As reported earlier, this now means that the articles will now be put before the full House to vote on, which many expect to come before Congress goes on recess for the holidays.

As Time notes, following the announcement, House Republicans tweeted out, blasting the impeachment process as “partisan” and “unfair” and “a sham.”

Trump, who is known for his Twitter fingers and had been tweeting most of the morning has not yet responded, to the news, although he lamented ahead of the vote earlier this morning, “How do you get impeached when you have done NOTHING wrong?”

“Crazy,” the president added as he listed off the things that he claims he has done, including rebuilding the Military, cutting taxes and regulations, created jobs “and soooo much more.”

At around 11 p.m. Thursday night, after a long 14-hour debate about the articles of impeachment lobbed against President Donald Trump, House Democrats announced that the panel would no longer vote that night, but wait until 10: a.m. Friday morning.

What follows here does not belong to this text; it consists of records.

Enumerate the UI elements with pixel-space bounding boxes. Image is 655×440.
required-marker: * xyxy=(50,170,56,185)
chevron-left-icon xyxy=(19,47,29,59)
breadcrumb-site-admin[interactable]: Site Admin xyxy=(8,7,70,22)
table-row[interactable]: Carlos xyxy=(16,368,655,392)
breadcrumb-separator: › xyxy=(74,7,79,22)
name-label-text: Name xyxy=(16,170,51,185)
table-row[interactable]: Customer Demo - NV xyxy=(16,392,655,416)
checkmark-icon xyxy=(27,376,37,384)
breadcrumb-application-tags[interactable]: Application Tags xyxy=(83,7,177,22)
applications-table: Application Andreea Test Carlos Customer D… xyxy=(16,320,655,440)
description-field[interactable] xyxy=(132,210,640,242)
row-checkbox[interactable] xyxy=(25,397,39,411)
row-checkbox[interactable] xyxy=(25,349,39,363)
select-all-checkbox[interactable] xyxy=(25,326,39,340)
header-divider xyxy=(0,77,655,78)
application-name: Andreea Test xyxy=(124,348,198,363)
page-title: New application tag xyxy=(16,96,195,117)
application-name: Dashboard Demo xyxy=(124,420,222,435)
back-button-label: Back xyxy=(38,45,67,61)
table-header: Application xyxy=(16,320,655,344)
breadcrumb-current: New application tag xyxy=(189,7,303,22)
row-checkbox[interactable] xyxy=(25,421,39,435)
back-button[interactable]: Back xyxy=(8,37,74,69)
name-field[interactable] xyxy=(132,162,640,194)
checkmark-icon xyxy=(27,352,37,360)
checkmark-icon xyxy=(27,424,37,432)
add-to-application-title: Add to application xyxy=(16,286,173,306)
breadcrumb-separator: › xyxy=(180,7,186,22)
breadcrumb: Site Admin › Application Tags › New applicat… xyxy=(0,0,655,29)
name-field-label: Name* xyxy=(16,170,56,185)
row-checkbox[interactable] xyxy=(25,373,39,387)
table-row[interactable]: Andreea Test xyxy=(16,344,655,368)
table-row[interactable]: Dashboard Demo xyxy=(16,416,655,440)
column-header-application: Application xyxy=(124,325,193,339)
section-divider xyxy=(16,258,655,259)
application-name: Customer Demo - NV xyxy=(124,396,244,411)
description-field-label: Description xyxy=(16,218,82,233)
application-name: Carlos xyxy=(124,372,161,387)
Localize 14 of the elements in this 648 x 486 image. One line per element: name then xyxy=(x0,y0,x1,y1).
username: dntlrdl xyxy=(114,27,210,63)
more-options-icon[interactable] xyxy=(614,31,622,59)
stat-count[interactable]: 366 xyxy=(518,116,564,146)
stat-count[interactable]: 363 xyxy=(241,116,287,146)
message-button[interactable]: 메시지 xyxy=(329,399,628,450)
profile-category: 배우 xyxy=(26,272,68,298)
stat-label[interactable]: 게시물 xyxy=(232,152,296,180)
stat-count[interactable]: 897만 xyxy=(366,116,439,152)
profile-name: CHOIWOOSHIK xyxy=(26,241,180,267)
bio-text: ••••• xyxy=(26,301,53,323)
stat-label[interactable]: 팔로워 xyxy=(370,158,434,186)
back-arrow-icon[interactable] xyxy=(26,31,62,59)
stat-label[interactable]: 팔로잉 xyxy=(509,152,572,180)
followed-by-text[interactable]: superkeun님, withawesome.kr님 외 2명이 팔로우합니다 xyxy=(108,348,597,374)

According to NBC News, the news of the unexpected overnight-recess, announced by House Judiciary Committee Chairman Rep. Jerry Nadler (D-NY), angered Republicans, some of whom accused Democrats of trying to gain more media attention by postponing the vote until Friday morning

“That was the most bush league play I have ever seen in my life,” Rep. Doug Collins, R-Ga., said, according to the report, blasting Nadler for turning the committee into a “kangaroo court.”

“They want the primetime hit,” Collins added.

“I think we all thought it was going finish up tonight,” Rep. Andy Biggs, R-Ariz., told Fox News.

Just before signalling recess, Nadler noted that he wanted “both aisles to think about what has happened over the last two days and to search their consciences before they cast their final votes,NBC reported.

If the committee approves the articles of impeachment on Friday, the vote will then be put before the full House, which is expected to vote on the matter before the holiday break. If the articles pass the full House, Trump will then face a trial in the Senate in January, although the likelihood of that happening is slim to none.

Senate Republican leader Mitch McConnell (R-Ky.) has already signalled that there is “no chance” that the president would be convicted.

“The case is so darn weak coming from the House. We know how it’s going to end,” McConnell told Fox News’ Sean Hannity. “There’s no chance the president’s going to be removed from office. My hope is that there won’t be a single Republican who votes for either of these articles of impeachment…it wouldn’t surprise me if we got one or two Democrats.